Le nez un peu rouge à force de pleurer, s’agrippant fermement à la barre, elle évoque avec une colère contenue les disputes à répétition de ses parents qui, depuis longtemps, faisaient chambre à part et ne dînaient jamais ensemble. "A la maison, c’était pas comme chez tout le monde", poursuit-elle. "Petite, je n’ai jamais vu mes parents se donner la main, se faire un bisou. Ils s’engueulaient tout le temps, ils s’insultaient tous les deux. Ils étaient malheureux, ça se voyait. Et ils s’auto-pourrissaient la vie." La situation, déjà instable, s’empire encore plus au retour de Tunisie de Sylvie Leclerc, où elle était partie une semaine retrouver un béguin de vacances. "Papa venait dans ma chambre, reprend Aude, il me disait : ‘j’en peux plus, ta mère est sale, je pourrai pas lui pardonner. Je vais tuer tout le monde et je pourrai retrouver le bon Dieu’. A un moment donné la souffrance a pris le pas sur tout le monde, plus personne ne savait où était le bien et le mal".
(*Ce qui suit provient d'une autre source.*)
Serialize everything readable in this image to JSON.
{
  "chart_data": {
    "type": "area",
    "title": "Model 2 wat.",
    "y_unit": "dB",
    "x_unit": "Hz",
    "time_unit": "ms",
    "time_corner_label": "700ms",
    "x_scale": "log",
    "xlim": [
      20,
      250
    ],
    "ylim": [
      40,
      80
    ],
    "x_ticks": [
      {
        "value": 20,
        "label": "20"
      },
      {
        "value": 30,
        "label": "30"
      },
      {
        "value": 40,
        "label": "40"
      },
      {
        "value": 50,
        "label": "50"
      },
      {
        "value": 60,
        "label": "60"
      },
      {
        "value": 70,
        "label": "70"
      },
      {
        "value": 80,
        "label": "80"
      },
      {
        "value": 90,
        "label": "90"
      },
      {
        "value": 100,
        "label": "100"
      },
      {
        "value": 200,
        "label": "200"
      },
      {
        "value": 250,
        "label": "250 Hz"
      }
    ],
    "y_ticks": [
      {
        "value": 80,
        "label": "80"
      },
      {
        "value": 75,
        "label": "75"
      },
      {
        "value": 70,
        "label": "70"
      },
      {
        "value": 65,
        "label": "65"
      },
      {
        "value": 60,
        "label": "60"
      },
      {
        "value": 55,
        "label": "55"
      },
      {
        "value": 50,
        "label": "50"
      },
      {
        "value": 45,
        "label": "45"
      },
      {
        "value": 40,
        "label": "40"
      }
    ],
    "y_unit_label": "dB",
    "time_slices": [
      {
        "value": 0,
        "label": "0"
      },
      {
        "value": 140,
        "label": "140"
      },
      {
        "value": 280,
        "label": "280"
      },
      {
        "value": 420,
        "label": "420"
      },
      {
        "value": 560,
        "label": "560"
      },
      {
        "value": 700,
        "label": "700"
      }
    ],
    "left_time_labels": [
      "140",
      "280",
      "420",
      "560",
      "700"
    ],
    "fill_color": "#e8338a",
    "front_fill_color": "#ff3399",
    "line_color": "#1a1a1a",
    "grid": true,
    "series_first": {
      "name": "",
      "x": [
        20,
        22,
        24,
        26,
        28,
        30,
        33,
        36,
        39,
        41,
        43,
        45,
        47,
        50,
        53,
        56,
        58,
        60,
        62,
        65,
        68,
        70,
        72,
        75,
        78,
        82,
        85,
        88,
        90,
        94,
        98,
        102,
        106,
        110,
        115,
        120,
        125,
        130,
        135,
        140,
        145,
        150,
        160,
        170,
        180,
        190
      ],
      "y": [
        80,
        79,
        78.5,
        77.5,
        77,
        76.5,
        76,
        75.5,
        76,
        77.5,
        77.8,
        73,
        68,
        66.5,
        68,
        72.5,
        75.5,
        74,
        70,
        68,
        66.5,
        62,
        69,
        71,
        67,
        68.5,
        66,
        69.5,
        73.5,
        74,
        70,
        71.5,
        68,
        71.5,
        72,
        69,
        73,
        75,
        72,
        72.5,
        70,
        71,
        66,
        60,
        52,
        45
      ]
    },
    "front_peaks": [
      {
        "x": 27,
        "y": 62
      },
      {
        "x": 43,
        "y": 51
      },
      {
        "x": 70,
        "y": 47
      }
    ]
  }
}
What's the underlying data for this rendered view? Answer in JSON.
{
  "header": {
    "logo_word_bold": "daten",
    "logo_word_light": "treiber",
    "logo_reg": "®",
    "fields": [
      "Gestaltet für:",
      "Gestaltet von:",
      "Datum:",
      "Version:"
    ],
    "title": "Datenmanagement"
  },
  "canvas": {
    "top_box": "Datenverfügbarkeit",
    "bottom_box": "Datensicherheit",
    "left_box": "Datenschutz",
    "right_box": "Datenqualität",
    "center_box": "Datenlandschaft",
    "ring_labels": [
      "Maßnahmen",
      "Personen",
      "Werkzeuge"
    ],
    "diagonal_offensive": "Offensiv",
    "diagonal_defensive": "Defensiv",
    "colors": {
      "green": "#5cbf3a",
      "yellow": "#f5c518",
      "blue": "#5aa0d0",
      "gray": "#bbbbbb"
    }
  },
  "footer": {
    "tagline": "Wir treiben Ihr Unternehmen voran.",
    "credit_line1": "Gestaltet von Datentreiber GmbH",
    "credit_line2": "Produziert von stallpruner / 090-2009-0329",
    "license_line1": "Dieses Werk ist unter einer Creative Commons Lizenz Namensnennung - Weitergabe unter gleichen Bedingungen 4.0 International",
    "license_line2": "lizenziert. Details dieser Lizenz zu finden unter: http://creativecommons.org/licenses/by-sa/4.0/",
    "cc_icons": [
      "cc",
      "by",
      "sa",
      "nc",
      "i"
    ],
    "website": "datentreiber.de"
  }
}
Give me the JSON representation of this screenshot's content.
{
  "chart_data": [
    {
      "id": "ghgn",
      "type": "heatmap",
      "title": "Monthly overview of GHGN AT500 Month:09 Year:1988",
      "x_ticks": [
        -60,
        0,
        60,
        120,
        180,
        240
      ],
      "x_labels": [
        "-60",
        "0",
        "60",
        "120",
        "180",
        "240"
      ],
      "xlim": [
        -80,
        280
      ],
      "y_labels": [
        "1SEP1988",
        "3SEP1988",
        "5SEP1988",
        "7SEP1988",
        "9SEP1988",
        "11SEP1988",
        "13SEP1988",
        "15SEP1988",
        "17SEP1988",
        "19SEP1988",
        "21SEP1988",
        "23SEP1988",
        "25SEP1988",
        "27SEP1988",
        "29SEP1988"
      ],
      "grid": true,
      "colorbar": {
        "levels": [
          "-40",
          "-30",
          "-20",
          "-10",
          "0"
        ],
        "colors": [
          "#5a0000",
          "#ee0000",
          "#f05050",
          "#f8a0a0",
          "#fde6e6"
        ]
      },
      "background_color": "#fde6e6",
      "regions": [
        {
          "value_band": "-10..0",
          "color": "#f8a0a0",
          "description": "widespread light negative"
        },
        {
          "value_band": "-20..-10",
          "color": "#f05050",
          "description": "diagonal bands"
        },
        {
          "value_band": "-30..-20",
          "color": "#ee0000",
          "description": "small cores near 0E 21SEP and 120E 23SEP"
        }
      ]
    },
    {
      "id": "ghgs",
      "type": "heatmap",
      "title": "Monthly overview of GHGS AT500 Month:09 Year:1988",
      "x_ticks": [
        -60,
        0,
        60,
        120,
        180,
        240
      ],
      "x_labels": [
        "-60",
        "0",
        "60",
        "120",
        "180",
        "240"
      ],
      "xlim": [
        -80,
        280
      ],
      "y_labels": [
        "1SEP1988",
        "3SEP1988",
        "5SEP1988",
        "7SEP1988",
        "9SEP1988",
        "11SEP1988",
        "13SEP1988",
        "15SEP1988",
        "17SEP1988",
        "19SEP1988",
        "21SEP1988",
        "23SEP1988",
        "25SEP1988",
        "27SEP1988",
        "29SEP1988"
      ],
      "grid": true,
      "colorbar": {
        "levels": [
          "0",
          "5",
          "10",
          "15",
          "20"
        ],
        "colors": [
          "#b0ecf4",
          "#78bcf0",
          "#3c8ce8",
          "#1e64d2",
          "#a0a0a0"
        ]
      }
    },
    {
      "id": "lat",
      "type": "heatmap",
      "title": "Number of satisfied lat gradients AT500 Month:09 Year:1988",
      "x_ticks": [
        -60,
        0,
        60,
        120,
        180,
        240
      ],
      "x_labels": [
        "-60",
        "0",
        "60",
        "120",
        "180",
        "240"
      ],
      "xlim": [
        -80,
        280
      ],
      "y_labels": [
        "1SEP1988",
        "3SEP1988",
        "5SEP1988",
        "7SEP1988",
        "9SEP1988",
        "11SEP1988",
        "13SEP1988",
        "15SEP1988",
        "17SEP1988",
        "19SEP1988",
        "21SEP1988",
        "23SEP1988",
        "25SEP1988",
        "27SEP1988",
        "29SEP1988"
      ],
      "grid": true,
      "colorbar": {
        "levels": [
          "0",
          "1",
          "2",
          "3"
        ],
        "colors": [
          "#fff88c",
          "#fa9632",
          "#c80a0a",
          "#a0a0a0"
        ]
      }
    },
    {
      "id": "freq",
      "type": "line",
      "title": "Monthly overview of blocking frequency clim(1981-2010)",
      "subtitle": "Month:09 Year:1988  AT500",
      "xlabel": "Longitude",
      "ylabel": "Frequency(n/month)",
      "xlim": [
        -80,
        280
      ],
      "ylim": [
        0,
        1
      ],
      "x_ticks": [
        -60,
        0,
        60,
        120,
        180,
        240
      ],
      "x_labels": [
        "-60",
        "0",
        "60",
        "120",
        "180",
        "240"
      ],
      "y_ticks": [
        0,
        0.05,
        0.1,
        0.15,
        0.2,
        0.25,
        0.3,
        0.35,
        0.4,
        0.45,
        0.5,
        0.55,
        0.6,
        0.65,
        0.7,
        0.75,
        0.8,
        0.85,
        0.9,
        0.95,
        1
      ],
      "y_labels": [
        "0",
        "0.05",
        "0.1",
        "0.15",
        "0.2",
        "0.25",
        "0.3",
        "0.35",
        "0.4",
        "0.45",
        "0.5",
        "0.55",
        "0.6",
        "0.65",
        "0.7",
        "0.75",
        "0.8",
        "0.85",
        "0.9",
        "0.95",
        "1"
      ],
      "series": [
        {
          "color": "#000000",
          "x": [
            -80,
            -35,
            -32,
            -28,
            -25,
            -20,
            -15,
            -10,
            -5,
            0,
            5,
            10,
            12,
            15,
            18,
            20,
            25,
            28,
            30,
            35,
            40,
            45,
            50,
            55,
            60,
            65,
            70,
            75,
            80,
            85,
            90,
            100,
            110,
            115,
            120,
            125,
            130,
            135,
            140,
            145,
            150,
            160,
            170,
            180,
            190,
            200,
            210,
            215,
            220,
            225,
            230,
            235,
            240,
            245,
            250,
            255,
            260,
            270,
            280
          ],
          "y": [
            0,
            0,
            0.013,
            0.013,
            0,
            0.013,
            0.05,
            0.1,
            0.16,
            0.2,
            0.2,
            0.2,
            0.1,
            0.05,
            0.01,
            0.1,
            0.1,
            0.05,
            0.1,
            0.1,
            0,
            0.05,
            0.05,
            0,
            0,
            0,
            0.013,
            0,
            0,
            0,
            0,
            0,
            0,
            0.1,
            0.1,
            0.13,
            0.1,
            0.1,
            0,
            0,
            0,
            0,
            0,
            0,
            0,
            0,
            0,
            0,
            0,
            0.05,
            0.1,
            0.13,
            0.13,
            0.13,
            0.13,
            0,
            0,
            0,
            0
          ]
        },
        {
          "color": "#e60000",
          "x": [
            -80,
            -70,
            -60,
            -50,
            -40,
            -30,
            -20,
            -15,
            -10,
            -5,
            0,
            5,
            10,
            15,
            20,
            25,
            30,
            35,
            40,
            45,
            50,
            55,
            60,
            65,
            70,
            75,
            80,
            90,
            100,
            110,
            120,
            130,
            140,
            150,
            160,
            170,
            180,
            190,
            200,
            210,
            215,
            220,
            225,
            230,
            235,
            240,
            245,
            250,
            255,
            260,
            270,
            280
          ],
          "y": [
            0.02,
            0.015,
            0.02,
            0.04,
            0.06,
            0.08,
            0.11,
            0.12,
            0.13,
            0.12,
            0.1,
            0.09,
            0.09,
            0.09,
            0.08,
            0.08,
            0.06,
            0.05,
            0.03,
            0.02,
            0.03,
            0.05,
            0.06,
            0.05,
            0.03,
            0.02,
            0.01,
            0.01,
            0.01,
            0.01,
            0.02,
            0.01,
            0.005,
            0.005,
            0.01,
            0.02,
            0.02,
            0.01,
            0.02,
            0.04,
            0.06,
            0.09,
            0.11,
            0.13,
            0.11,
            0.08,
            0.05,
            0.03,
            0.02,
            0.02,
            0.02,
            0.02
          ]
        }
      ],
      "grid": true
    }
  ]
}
Gênée par ses talons hauts, sans doute inconfortables au terme d’un interrogatoire interminable, Aude soudain se déchausse, sort un nouveau mouchoir en papier. Se redressant, d’une voix grave, elle finit par lancer : "Maman, tu as bien fait de le tuer. Il est mieux là où il est." Puis, s’adressant à la cour : "Je ne demande pas un permis de tuer, mais un permis de tranquillité, pour lui, comme pour elle. C’était salutaire pour lui, il aurait fini par se suicider et moi, j’aurais perdu les deux." Silence dans la salle. Le public, saisi, digère cette déclaration. L’accusée, quant à elle, pleure sans bruit. Elle encourt, pour son geste, la prison à perpétuité.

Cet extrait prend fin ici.